Entre los principales tipos de cáncer que se diagnostican cada año, el de mama continúa siendo el mas relevante en las mujeres, de ahí la importancia de la autoexaminación y las revisiones periódicas en el ginecólogo, ya que la detección precoz del cáncer de mama es primordial para un buen diagnostico y un tratamiento menos agresivo para el cuerpo de la mujer.

A pesar de ello, en el año 2018 el cáncer de mama fue el que mas muertes produjo entre las mujeres españolas. Aun así, existe un alto porcentaje de supervivencia del cáncer de mama, pero esto no esta exento de diversos efectos secundarios derivados de la propia enfermedad, así como de los tratamientos, que afectan a la calidad de vida de estas mujeres.

Impacto de la enfermedad sobre el calidad de vida.

Una vez diagnosticada la enfermedad, la base del tratamiento terapéutico lo constituye, fundamentalmente, la cirugía, la quimioterapia y la radioterapia; tratamientos que, por su agresividad, se ha demostrado que comprometen la calidad de vida de las pacientes, no solo durante los mismos, sino de manera habitual durante toda su vida, a pesar de haber superado la enfermedad.

Y es que, los tratamientos del cáncer de mama son tan agresivos que las mujeres sufren un deterioro de los aspectos funcionales, así como de la capacidad de realizar actividades tan cotidianas como vestirse, subir escaleras, comer… De hecho, las secuelas más comunes de estos tratamientos son la fatiga crónica, debilidad muscular, depresión o el aislamiento social, entre otras.

El ejercicio, herramienta fundamental para paliar los efectos.

ejercicio-cancerInvestigaciones recientes han demostrado que el ejercicio físico supervisado, produce beneficios en términos de calidad de vida del paciente oncológico, mejorando la motivación personal y la autoestima; incrementa las relaciones sociales y la empatía; y aumentando el bienestar del afectado.

Además, está comprobado que el ejercicio físico dirigido por un profesional de la actividad física y la salud sirve como tratamiento para la fatiga crónica y la mejora de la fuerza muscular en las mujeres que han padecido cáncer de mama.

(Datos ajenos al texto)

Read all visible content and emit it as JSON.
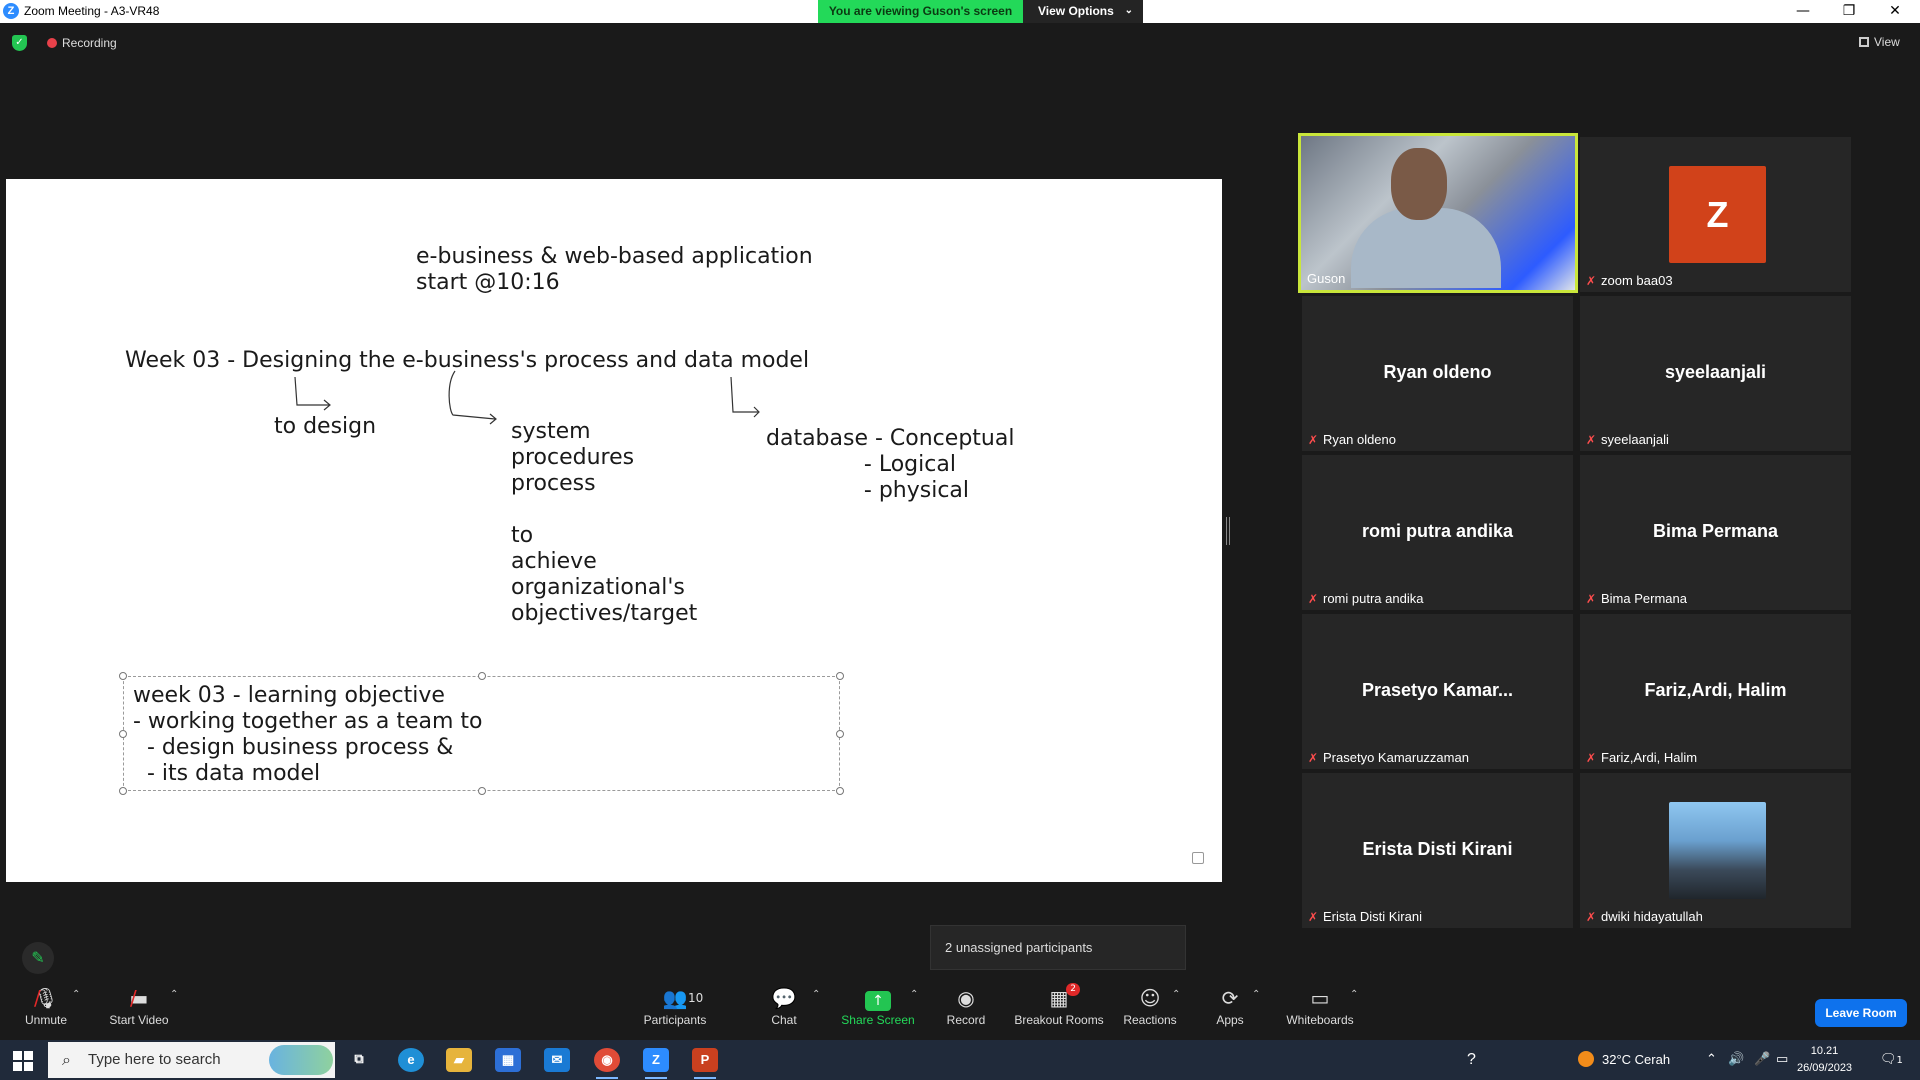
{
  "window": {
    "title": "Zoom Meeting - A3-VR48",
    "viewing_banner": "You are viewing Guson's screen",
    "view_options": "View Options"
  },
  "topbar": {
    "recording": "Recording",
    "view": "View"
  },
  "slide": {
    "heading_line1": "e-business & web-based application",
    "heading_line2": "start @10:16",
    "week_title": "Week 03 - Designing the e-business's process and data model",
    "branch_design": "to design",
    "branch_system": [
      "system",
      "procedures",
      "process",
      "",
      "to",
      "achieve",
      "organizational's",
      "objectives/target"
    ],
    "branch_database": [
      "database - Conceptual",
      "              - Logical",
      "              - physical"
    ],
    "objective": [
      "week 03 - learning objective",
      "- working together as a team to",
      "  - design business process &",
      "  - its data model"
    ]
  },
  "gallery": [
    {
      "name": "Guson",
      "label": "Guson",
      "type": "video",
      "muted": false,
      "active": true
    },
    {
      "name": "Z",
      "label": "zoom baa03",
      "type": "initial",
      "muted": true
    },
    {
      "name": "Ryan oldeno",
      "label": "Ryan oldeno",
      "type": "name",
      "muted": true
    },
    {
      "name": "syeelaanjali",
      "label": "syeelaanjali",
      "type": "name",
      "muted": true
    },
    {
      "name": "romi putra andika",
      "label": "romi putra andika",
      "type": "name",
      "muted": true
    },
    {
      "name": "Bima Permana",
      "label": "Bima Permana",
      "type": "name",
      "muted": true
    },
    {
      "name": "Prasetyo Kamar...",
      "label": "Prasetyo Kamaruzzaman",
      "type": "name",
      "muted": true
    },
    {
      "name": "Fariz,Ardi, Halim",
      "label": "Fariz,Ardi, Halim",
      "type": "name",
      "muted": true
    },
    {
      "name": "Erista Disti Kirani",
      "label": "Erista Disti Kirani",
      "type": "name",
      "muted": true
    },
    {
      "name": "",
      "label": "dwiki hidayatullah",
      "type": "photo",
      "muted": true
    }
  ],
  "unassigned_tooltip": "2 unassigned participants",
  "toolbar": {
    "unmute": "Unmute",
    "start_video": "Start Video",
    "participants": "Participants",
    "participants_count": "10",
    "chat": "Chat",
    "share_screen": "Share Screen",
    "record": "Record",
    "breakout_rooms": "Breakout Rooms",
    "breakout_badge": "2",
    "reactions": "Reactions",
    "apps": "Apps",
    "whiteboards": "Whiteboards",
    "leave_room": "Leave Room"
  },
  "taskbar": {
    "search_placeholder": "Type here to search",
    "weather": "32°C  Cerah",
    "time": "10.21",
    "date": "26/09/2023",
    "notifications": "1"
  },
  "colors": {
    "banner_green": "#23d959",
    "active_speaker": "#c9e63a",
    "leave_blue": "#0e72ed",
    "avatar_orange": "#d1421a"
  }
}
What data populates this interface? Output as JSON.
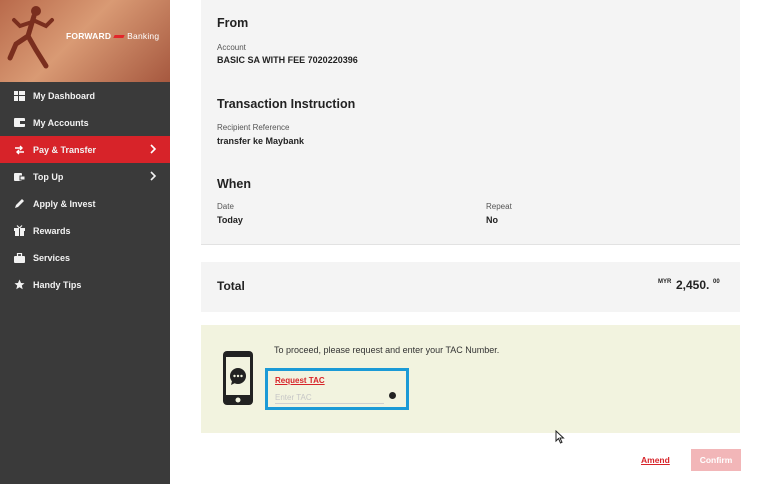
{
  "brand": {
    "name": "FORWARD",
    "suffix": "Banking"
  },
  "sidebar": {
    "items": [
      {
        "label": "My Dashboard",
        "icon": "dashboard-icon"
      },
      {
        "label": "My Accounts",
        "icon": "wallet-icon"
      },
      {
        "label": "Pay & Transfer",
        "icon": "transfer-icon",
        "active": true,
        "chevron": true
      },
      {
        "label": "Top Up",
        "icon": "topup-icon",
        "chevron": true
      },
      {
        "label": "Apply & Invest",
        "icon": "pen-icon"
      },
      {
        "label": "Rewards",
        "icon": "gift-icon"
      },
      {
        "label": "Services",
        "icon": "briefcase-icon"
      },
      {
        "label": "Handy Tips",
        "icon": "star-icon"
      }
    ]
  },
  "details": {
    "from": {
      "heading": "From",
      "account_label": "Account",
      "account_value": "BASIC SA WITH FEE 7020220396"
    },
    "instruction": {
      "heading": "Transaction Instruction",
      "ref_label": "Recipient Reference",
      "ref_value": "transfer ke Maybank"
    },
    "when": {
      "heading": "When",
      "date_label": "Date",
      "date_value": "Today",
      "repeat_label": "Repeat",
      "repeat_value": "No"
    }
  },
  "total": {
    "label": "Total",
    "currency": "MYR",
    "amount": "2,450.",
    "decimals": "00"
  },
  "tac": {
    "instruction": "To proceed, please request and enter your TAC Number.",
    "request_label": "Request TAC",
    "input_placeholder": "Enter TAC",
    "input_value": ""
  },
  "actions": {
    "amend_label": "Amend",
    "confirm_label": "Confirm"
  },
  "colors": {
    "accent": "#d72329",
    "sidebar": "#3a3a3a",
    "highlight": "#1b9ad6",
    "tac_bg": "#f2f3df"
  }
}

Así, toda paciente de cáncer de mama debería realizar una planificación semanal que incluya ejercicio aeróbico liviano, trabajo de movilidad articular y entrenamiento de fuerza. La suma de estos tres factores dará como resultado la mejora significativa de la vida física y emocional de la paciente, además de permitirle trabajar en la recuperación de toda la movilidad en las extremidades superiores, algo primordial para su salud.

Con un plan de entrenamiento correcto y una persona cualificada que acompañe a la mujer superviviente del cáncer de mama en este proceso, se verán mejoras significativas desde las primeras semanas.